禁断の味を知る
タローが初めて犬用のジャーキーを口にしたのは、横浜に来て間もなくのことでした。
いつも立ち寄る公園で出会ったおじいさんが、胸ポケットからジャーキーを取り出し、「はい」とくださったのです。
モグモグ、ごっくん。
このときのタローの顔が忘れられません。人間のようにしゃべることが出来たら、きっとこう言っていたと思います。
「こ、こんなに美味しいもの、初めてでしゅ!!」。
お座り姿勢のまま、タローはおじいさんに近づきました。「お口に合いましたか?」
おじいさんが再び胸ポケットに手を伸ばすと、見事にぺったらなタローの横顔から涎が滴ります。

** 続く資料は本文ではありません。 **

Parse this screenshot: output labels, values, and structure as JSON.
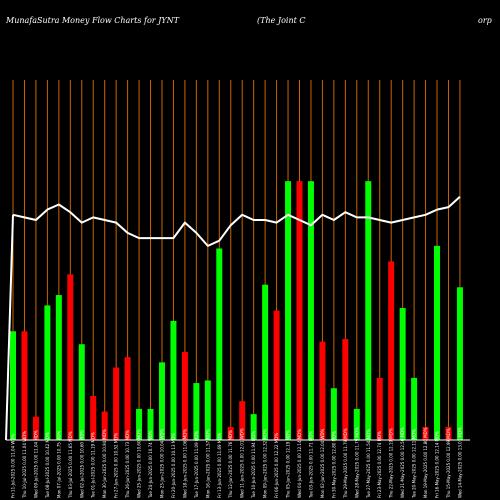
{
  "chart_data": {
    "type": "bar",
    "title": "MunafaSutra  Money Flow  Charts for JYNT",
    "company_name": "(The   Joint C",
    "company_name_tail": "orp",
    "categories": [
      "Fri 11-Jul-2025",
      "Thu 10-Jul-2025",
      "Wed 09-Jul-2025",
      "Tue 08-Jul-2025",
      "Mon 07-Jul-2025",
      "Thu 03-Jul-2025",
      "Wed 02-Jul-2025",
      "Tue 01-Jul-2025",
      "Mon 30-Jun-2025",
      "Fri 27-Jun-2025",
      "Thu 26-Jun-2025",
      "Wed 25-Jun-2025",
      "Tue 24-Jun-2025",
      "Mon 23-Jun-2025",
      "Fri 20-Jun-2025",
      "Wed 18-Jun-2025",
      "Tue 17-Jun-2025",
      "Mon 16-Jun-2025",
      "Fri 13-Jun-2025",
      "Thu 12-Jun-2025",
      "Wed 11-Jun-2025",
      "Tue 10-Jun-2025",
      "Mon 09-Jun-2025",
      "Fri 06-Jun-2025",
      "Thu 05-Jun-2025",
      "Wed 04-Jun-2025",
      "Tue 03-Jun-2025",
      "Mon 02-Jun-2025",
      "Fri 30-May-2025",
      "Thu 29-May-2025",
      "Wed 28-May-2025",
      "Tue 27-May-2025",
      "Fri 23-May-2025",
      "Thu 22-May-2025",
      "Wed 21-May-2025",
      "Tue 20-May-2025",
      "Mon 19-May-2025",
      "Fri 16-May-2025",
      "Thu 15-May-2025",
      "Wed 14-May-2025"
    ],
    "x_tick_labels": [
      "0.00 11.04 WD%",
      "0.00 11.04 WD%",
      "0.00 11.04 MD%",
      "0.00 10.42 MD%",
      "0.00 10.75 MD%",
      "0.00 11.65 MD%",
      "0.00 10.60 WD%",
      "0.00 11.19 MD%",
      "0.00 10.94 MD%",
      "0.00 10.52 MD%",
      "0.00 10.73 MD%",
      "0.00 10.60 MD%",
      "0.00 10.74 WD%",
      "0.00 10.04 WD%",
      "0.00 10.13 MD%",
      "0.00 11.06 MD%",
      "0.00 11.09 MD%",
      "0.00 11.57 MD%",
      "0.00 11.69 MD%",
      "0.00 11.76 MD%",
      "0.00 12.01 WD%",
      "0.00 11.94 MD%",
      "0.00 12.32 MD%",
      "0.00 12.22 MD%",
      "0.00 12.19 MD%",
      "0.00 12.14 MD%",
      "0.00 11.71 MD%",
      "0.00 12.04 WD%",
      "0.00 12.80 MD%",
      "0.00 11.79 MD%",
      "0.00 11.79 MD%",
      "0.00 11.54 MD%",
      "0.00 12.74 MD%",
      "0.00 12.19 MD%",
      "0.00 12.50 MD%",
      "0.00 12.11 MD%",
      "0.00 12.80 MD%",
      "0.00 12.14 MD%",
      "0.00 12.99 MD%",
      "0.00 13.01 MD%"
    ],
    "series": [
      {
        "values": [
          42,
          42,
          9,
          52,
          56,
          64,
          37,
          17,
          11,
          28,
          32,
          12,
          12,
          30,
          46,
          34,
          22,
          23,
          74,
          5,
          15,
          10,
          60,
          50,
          100,
          100,
          100,
          38,
          20,
          39,
          12,
          100,
          24,
          69,
          51,
          24,
          5,
          75,
          5,
          59
        ],
        "colors": [
          "green",
          "red",
          "red",
          "green",
          "green",
          "red",
          "green",
          "red",
          "red",
          "red",
          "red",
          "green",
          "green",
          "green",
          "green",
          "red",
          "green",
          "green",
          "green",
          "red",
          "red",
          "green",
          "green",
          "red",
          "green",
          "red",
          "green",
          "red",
          "green",
          "red",
          "green",
          "green",
          "red",
          "red",
          "green",
          "green",
          "red",
          "green",
          "red",
          "green"
        ]
      },
      {
        "values": [
          87,
          86,
          85,
          89,
          91,
          88,
          84,
          86,
          85,
          84,
          80,
          78,
          78,
          78,
          78,
          84,
          80,
          75,
          77,
          83,
          87,
          85,
          85,
          84,
          87,
          85,
          83,
          87,
          85,
          88,
          86,
          86,
          85,
          84,
          85,
          86,
          87,
          89,
          90,
          94
        ],
        "color": "white"
      }
    ],
    "ylim": [
      0,
      170
    ],
    "grid": "vertical lines",
    "colors": {
      "background": "#000000",
      "positive": "#00ff00",
      "negative": "#ff0000",
      "line": "#ffffff",
      "grid": "#c86400",
      "axis": "#ffffff"
    }
  }
}
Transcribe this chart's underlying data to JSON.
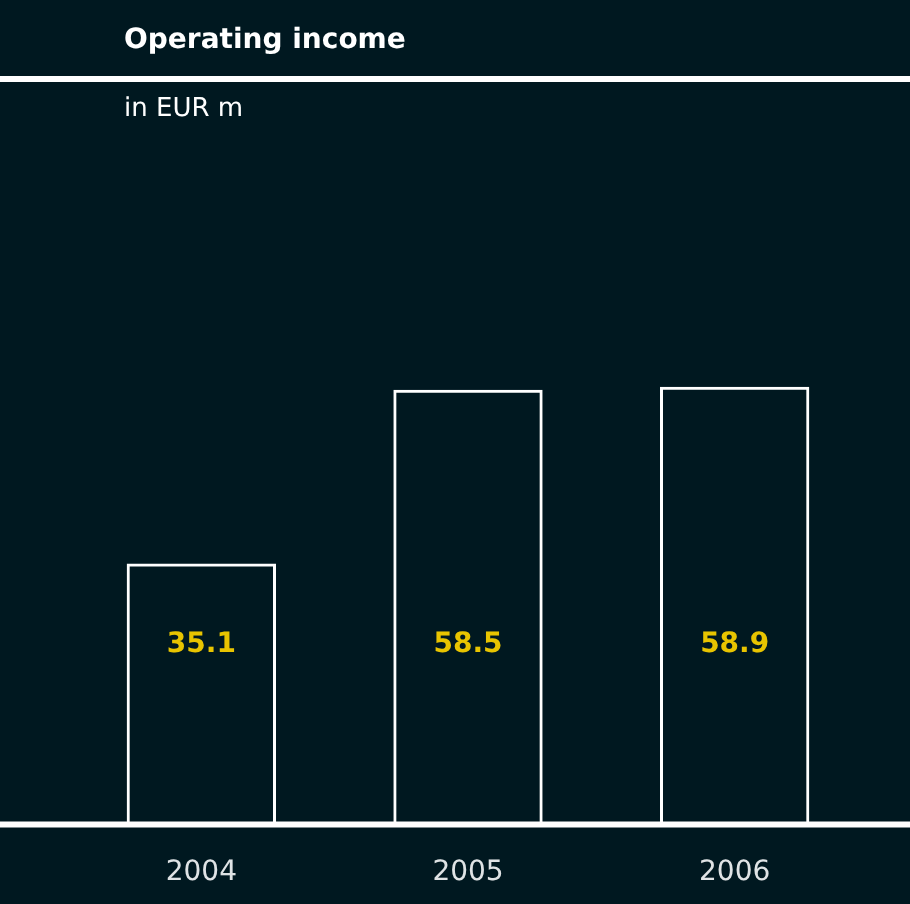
{
  "chart_data": {
    "type": "bar",
    "title": "Operating income",
    "subtitle": "in EUR m",
    "categories": [
      "2004",
      "2005",
      "2006"
    ],
    "values": [
      35.1,
      58.5,
      58.9
    ],
    "color": "#ffffff",
    "data_labels": true
  }
}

ハル婆やの制止も構わず、タローはごっくん。ほとんど噛まずに飲み込んでいるじゃありませんか!
まだ日の高い初夏の夕刻、おじいさんがくださったジャーキーとの出会いは、タローに至福をもたらしました。
以来、好物だったキャベツの芯をあげようとしても、彼はプイと横を向く始末。
きっと「こんなもの、食べられますか!」と言いたかったのではないかと。トホホ。
父親がオヤツとして彼に与えていたのは、森乳サンワールド製のビスケット、蒸かしたサツマイモ、キャベツの芯の3種類だけでした。
タローの飼い方に関して、この点だけは父親に脱帽です。
飼い主がハル婆やに替わって、ジャーキーに始まり、彼は禁断のオヤツの味を次々と知るようになります。
人間が食べる物を犬に与えると、味が濃くて癖になるからよくない。もちろん解っていましたが、ハル婆やと連れ合いは守れなかったです。
果物や焼くか蒸かしたサツマイモ、食パンの耳、どら焼きや肉まんの皮などを、自分たちが食べるとき、ついついあげてしまいました。
果物はビタミン、さつまいもは食物繊維が豊富だし、主成分が小麦粉のパンの耳や皮なら、さほどカロリーや塩分は高くないだろうと言い訳をしながら。